Globular Clusters
A Galactic “fossil” in the core of the Milky Way
Astronomers using the W. M. Keck Observatory and the European Southern Observatory’s Very Large Telescope have identified two distinct groups of stars within the Milky Way Galaxy’s globular cluster Terzan 5. The two stellar populations have different ages and iron abundances, which are rare features among globular clusters, suggesting that Terzan 5 could be a surviving remnant of pre-existing galaxy.
 © F. R. Ferraro (University of Bologna)
|
New observations of the globular cluster Terzan 5 suggest that it is a remnant of a pre-existing proto-galaxy which contributed to the formation of the Milky Way bulge.
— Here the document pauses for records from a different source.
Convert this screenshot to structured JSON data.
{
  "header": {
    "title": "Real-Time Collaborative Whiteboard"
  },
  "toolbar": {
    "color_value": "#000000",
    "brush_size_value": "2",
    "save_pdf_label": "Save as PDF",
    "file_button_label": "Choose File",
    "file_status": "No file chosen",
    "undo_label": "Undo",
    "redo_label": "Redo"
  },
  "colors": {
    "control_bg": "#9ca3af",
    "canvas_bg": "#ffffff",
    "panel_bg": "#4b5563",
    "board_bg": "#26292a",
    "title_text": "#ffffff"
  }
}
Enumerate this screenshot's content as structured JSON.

Orbiting the Milky Way’s Galactic Center, Terzan 5 is among the brightest star clusters and would easily be seen through binoculars were it not for the veil of dust between the Earth and this cluster. It was thought to be a “common” globular cluster, a compact population of stars bound by gravity with the same age and chemical composition. The new observations of this cluster, published in the Nov. 26 issue of Nature, demonstrate that Terzan 5 is not a genuine globular cluster but is the remnant of a proto-galaxy that merged with similar systems to form the Galactic bulge.
This discovery opens a new window on the formation mechanisms of galaxies and could be the first observational evidence to confirm that the bulge of a galaxy originates from the merging of pre-formed, internally evolved systems of stars, said the study’s lead author, Francesco Ferraro of the University of Bologna in Italy.
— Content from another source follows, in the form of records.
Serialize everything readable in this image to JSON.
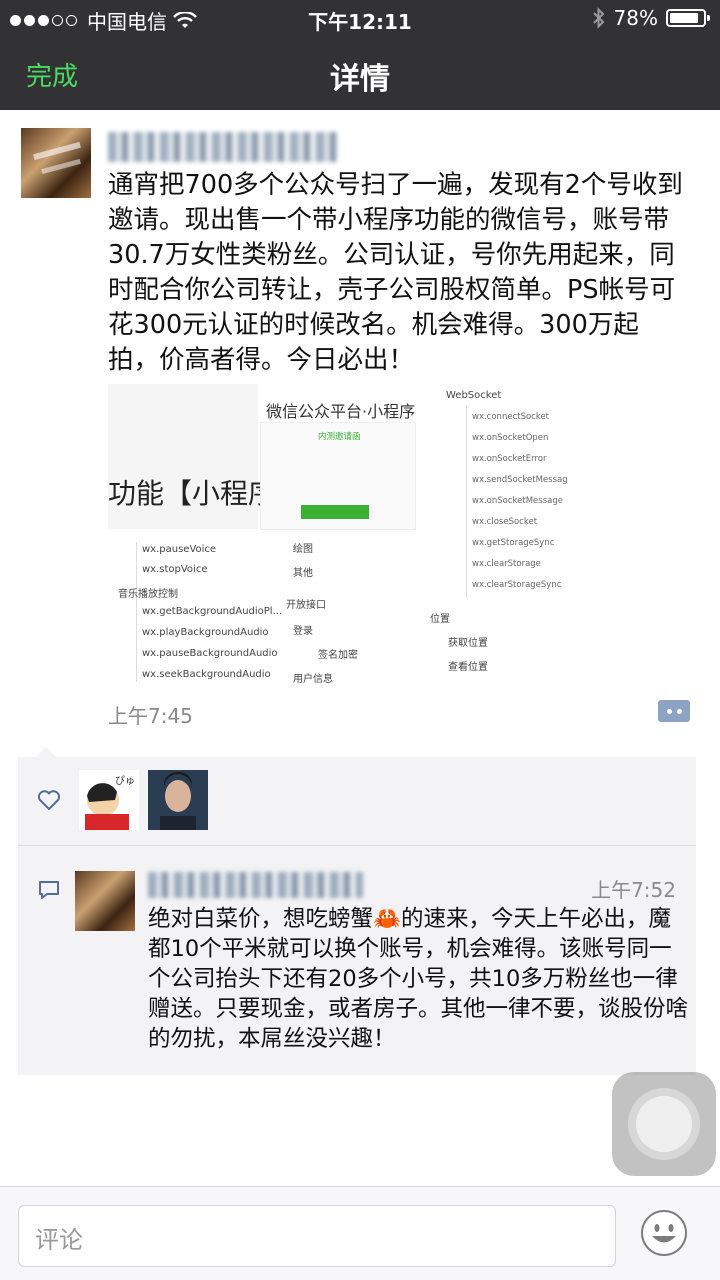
{
  "status_bar": {
    "carrier": "中国电信",
    "time": "下午12:11",
    "battery": "78%"
  },
  "nav": {
    "done_label": "完成",
    "title": "详情"
  },
  "post": {
    "text": "通宵把700多个公众号扫了一遍，发现有2个号收到邀请。现出售一个带小程序功能的微信号，账号带30.7万女性类粉丝。公司认证，号你先用起来，同时配合你公司转让，壳子公司股权简单。PS帐号可花300元认证的时候改名。机会难得。300万起拍，价高者得。今日必出！",
    "timestamp": "上午7:45",
    "image": {
      "big_text": "功能【小程序",
      "center_title": "微信公众平台·小程序",
      "center_subtitle": "内测邀请函",
      "left_menu": [
        "wx.pauseVoice",
        "wx.stopVoice",
        "音乐播放控制",
        "wx.getBackgroundAudioPl...",
        "wx.playBackgroundAudio",
        "wx.pauseBackgroundAudio",
        "wx.seekBackgroundAudio"
      ],
      "center_menu": [
        "绘图",
        "其他",
        "开放接口",
        "登录",
        "签名加密",
        "用户信息"
      ],
      "right_menu_title": "WebSocket",
      "right_menu": [
        "wx.connectSocket",
        "wx.onSocketOpen",
        "wx.onSocketError",
        "wx.sendSocketMessage",
        "wx.onSocketMessage",
        "wx.closeSocket",
        "wx.getStorageSync",
        "wx.clearStorage",
        "wx.clearStorageSync"
      ],
      "location_menu": [
        "位置",
        "获取位置",
        "查看位置"
      ]
    }
  },
  "comment": {
    "time": "上午7:52",
    "text": "绝对白菜价，想吃螃蟹🦀的速来，今天上午必出，魔都10个平米就可以换个账号，机会难得。该账号同一个公司抬头下还有20多个小号，共10多万粉丝也一律赠送。只要现金，或者房子。其他一律不要，谈股份啥的勿扰，本屌丝没兴趣！"
  },
  "input": {
    "placeholder": "评论"
  },
  "icons": {
    "heart": "heart-icon",
    "comment": "comment-icon",
    "emoji": "emoji-icon",
    "wifi": "wifi-icon",
    "bluetooth": "bluetooth-icon"
  },
  "colors": {
    "nav_bg": "#323234",
    "done": "#4cd964",
    "link_blue": "#576b95"
  }
}
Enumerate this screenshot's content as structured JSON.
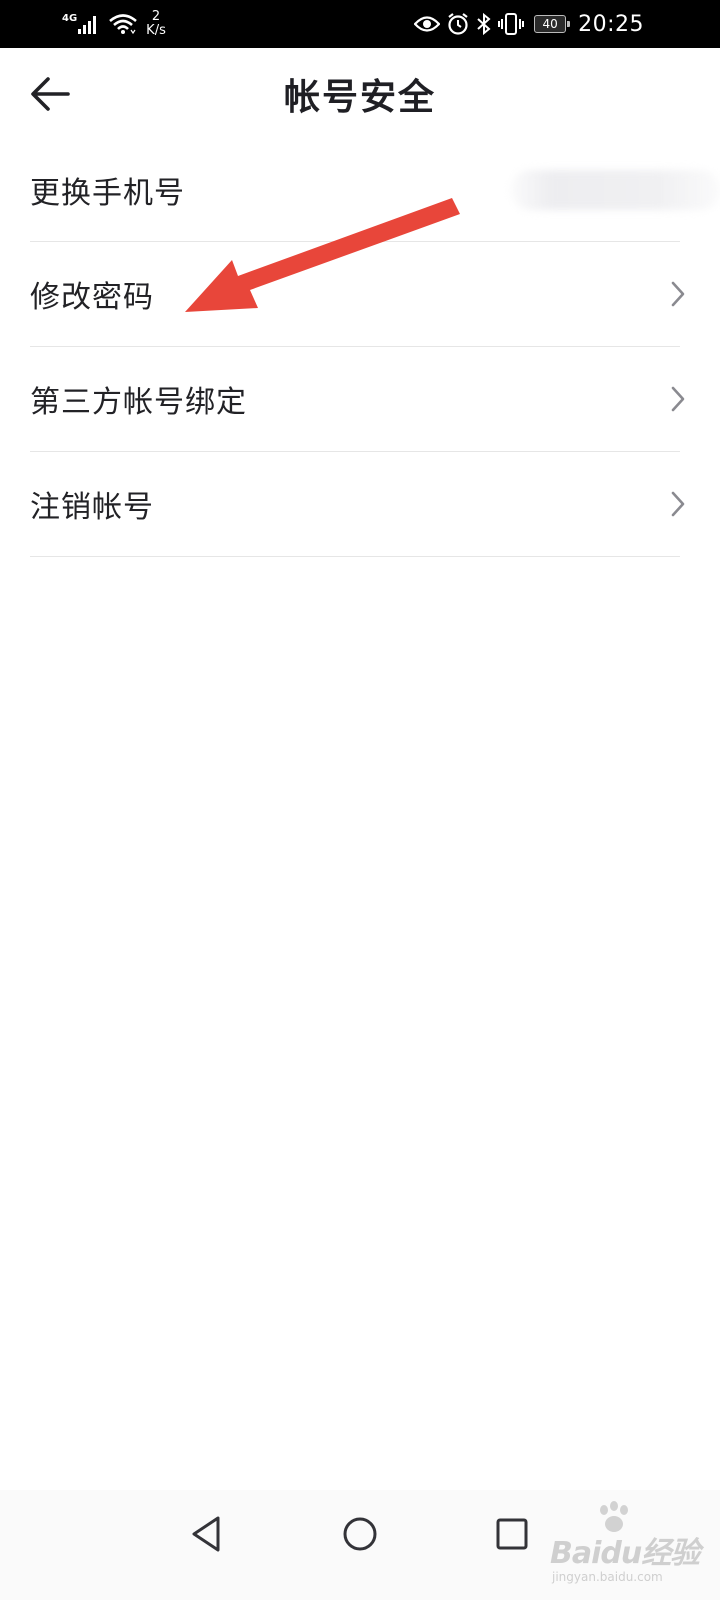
{
  "status_bar": {
    "network_type": "4G",
    "speed_value": "2",
    "speed_unit": "K/s",
    "battery_level": "40",
    "time": "20:25",
    "icons": [
      "signal-icon",
      "wifi-icon",
      "eye-icon",
      "alarm-icon",
      "bluetooth-icon",
      "vibrate-icon",
      "battery-icon"
    ]
  },
  "header": {
    "title": "帐号安全",
    "back_icon": "arrow-left-icon"
  },
  "settings": {
    "items": [
      {
        "label": "更换手机号",
        "has_chevron": false
      },
      {
        "label": "修改密码",
        "has_chevron": true
      },
      {
        "label": "第三方帐号绑定",
        "has_chevron": true
      },
      {
        "label": "注销帐号",
        "has_chevron": true
      }
    ]
  },
  "annotation": {
    "color": "#e8463a",
    "icon": "red-arrow-annotation"
  },
  "nav_bar": {
    "icons": [
      "nav-back-icon",
      "nav-home-icon",
      "nav-recent-icon"
    ]
  },
  "watermark": {
    "logo_text": "Baidu经验",
    "sub_text": "jingyan.baidu.com"
  }
}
Ferraro and his colleagues studied Terzan 5, which is located in the central bulge of the Galaxy—a region that has been hard to study because of its high concentration of interstellar dust. Yet, the astronomers were able to identify two, distinct stellar populations—a bright one whose stars are centrally concentrated and a second one, whose stars are fainter—within Terzan 5.
Spectral data taken with the Keck II telescope and its NIRSPEC instrument also demonstrated that the brighter branch is roughly three times richer in metals, specifically, iron, which is formed in supernovae, said team member R. Michael Rich, of the University of California at Los Angeles.
“This new population is in fact among the most metal rich stars that we know of; it’s kind of like finding a buried treasure in this unusual star cluster,” said Dr. Livia Origlia of the Bologna Observatory, who discovered the iron-rich stars.
Astronomers have not previously observed such an anomaly in a Galactic Globular Cluster. The Milky Way has roughly 150 globular clusters, and, until now, omega Centauri was the only stellar system where distinct stellar populations with different iron content and age have been detected. This suggests it is the remnant of a disrupted dwarf galaxy that merged with the Milky Way late during its evolution. The striking peculiarity of Terzan 5 is that its oldest population has the same metal content as the most metal rich bulge stars. This strongly suggests that it is the relic of a building block of the Bulge: similar stellar systems would have merged together to finally form the Bulge during the early epoch of galaxy assembly.
Modeling the differing ages and abundances of metals among the star population in the Terzan 5 cluster suggests the entire cluster experienced a second burst of star formation six billion years after the initial burst, Ferraro said.
The models also suggest that ejecta of supernova explosions are the likely source of the heavier elements within the metal rich, bright star population of Terzan 5. Supernova ejecta, however, can only remain in systems much more massive than the current globular clusters. Therefore, we surmise that Terzan 5 is very likely to be yet another tattered relic of a pre-existing galaxy that was shredded and engulfed by the Milky Way, and the dust-obscured central region of the Galaxy may harbor many more similar objects, Ferraro added.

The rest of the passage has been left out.